STOWARZYSZENIE ADOPTUJ MNIE
Błagamy o pomoc dla stada kotów żyjących na jednej z podkarpackiej wsi. Koty są dokarmiane przez pewną panią, ale nie są wpuszczane do domu zgodnie z typową na tamtych terenach mentalnością, że "zwierzę to tylko na podwórku". Błąkają się zatem po wsi niczyje, wystraszone, marzną, nie mają dokąd pójść, śpią w stodołach. Najgorzej, że od lat nie są wysterylizowane i nikt nie chce się tym zająć. Pani, która dokarmia nie ma auta. Nie trudno przewidzieć, że zaraz zaczną się rozmnażać i z kilku kotów zrobi się niedługo dwadzieścia. Akurat zaraz wiosna i marcowanie, więc chcemy temu zapobiec! Tamtejsza gmina podobno powiedziała komuś, kto chciał zgłosić koty w podobnej sytuacji, że "Po co je łapać, nie lepiej je przegonić?". Niestety nie każda gmina realizuje swoje zadania tak jak powinna.
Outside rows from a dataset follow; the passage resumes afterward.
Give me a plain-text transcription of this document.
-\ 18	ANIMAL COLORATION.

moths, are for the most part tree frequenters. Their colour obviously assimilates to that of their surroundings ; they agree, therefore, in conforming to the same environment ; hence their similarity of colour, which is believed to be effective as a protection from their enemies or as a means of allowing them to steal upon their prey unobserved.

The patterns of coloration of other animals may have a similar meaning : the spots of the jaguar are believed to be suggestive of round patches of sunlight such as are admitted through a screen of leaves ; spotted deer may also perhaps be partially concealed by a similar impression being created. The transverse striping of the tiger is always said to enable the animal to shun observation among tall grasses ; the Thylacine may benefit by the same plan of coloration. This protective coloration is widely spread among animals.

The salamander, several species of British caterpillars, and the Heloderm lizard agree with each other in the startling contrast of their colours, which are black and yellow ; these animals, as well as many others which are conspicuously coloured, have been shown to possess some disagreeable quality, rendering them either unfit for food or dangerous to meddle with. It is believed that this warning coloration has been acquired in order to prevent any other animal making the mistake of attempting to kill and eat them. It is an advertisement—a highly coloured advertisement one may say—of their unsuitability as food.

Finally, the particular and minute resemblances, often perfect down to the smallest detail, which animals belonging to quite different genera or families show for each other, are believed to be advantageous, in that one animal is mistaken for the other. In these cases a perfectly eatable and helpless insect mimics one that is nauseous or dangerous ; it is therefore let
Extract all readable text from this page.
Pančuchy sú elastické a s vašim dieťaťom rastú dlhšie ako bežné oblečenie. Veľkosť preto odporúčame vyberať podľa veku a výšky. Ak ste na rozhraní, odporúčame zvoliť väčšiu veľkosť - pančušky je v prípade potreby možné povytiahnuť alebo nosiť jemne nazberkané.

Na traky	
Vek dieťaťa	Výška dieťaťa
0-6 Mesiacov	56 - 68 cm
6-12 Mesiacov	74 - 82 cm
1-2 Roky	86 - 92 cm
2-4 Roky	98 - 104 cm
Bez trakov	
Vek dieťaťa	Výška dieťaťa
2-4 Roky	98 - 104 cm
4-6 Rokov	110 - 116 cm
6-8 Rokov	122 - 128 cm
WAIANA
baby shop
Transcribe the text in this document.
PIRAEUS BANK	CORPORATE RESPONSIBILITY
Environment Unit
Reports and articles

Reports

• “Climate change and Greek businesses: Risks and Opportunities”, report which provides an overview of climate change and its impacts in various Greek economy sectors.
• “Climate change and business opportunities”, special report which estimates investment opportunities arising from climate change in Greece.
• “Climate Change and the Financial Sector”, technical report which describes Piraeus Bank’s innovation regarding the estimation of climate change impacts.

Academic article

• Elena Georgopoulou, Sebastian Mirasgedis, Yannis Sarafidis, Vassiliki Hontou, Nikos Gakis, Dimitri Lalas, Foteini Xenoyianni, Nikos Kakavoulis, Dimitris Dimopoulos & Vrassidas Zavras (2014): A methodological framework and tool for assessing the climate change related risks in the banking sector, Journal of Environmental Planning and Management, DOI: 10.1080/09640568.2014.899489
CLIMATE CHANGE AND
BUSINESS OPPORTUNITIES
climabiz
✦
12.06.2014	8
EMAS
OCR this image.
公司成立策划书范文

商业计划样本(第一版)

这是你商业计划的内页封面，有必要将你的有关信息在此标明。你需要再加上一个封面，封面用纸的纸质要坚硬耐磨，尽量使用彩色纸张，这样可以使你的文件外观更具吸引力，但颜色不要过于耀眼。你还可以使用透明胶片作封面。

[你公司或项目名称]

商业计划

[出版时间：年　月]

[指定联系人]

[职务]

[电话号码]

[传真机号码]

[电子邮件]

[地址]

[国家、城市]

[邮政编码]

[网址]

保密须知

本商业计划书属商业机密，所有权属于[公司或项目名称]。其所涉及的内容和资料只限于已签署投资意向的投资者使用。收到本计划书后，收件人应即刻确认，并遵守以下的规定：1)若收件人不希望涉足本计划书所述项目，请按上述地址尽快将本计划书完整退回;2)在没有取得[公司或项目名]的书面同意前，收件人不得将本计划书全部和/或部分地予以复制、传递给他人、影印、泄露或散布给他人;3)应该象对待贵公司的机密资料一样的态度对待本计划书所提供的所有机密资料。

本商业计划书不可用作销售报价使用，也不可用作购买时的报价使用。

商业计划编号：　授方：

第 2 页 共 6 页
Jest jednak nadzieja dla tych kotków!
Jest dom tymczasowy w Warszawie, który zgodził się je przyjąć. Aby wszystko się udało, potrzebujemy środków finansowych na transport kotów ( jest ktoś kto pojedzie po koty, ale trzeba tej osobie zapłacić za tankowanie, koszty paliwa to ok 450 zł). Jak już koty będą na miejscu w Dt, musimy zabrać je do weta, u którego nigdy nie były i sfinansować dla nich sterylizacje, odrobaczyc, odpchlic, zapewne przeleczyc uszy ze świerzbu, zaszczepić. Wszystkie kotki chcemy przygotować do adopcji, konieczna będzie oczywiście socjalizacja (koty nigdy nie były w mieszkaniu, nie wiedzą co to kuweta). Do tego koszty karmy.. Dlatego prosimy o pomoc i wsparcie naszej zbiórki, aby te kochane koty były bezpieczne, zdrowe i znalazły się w nowych domach.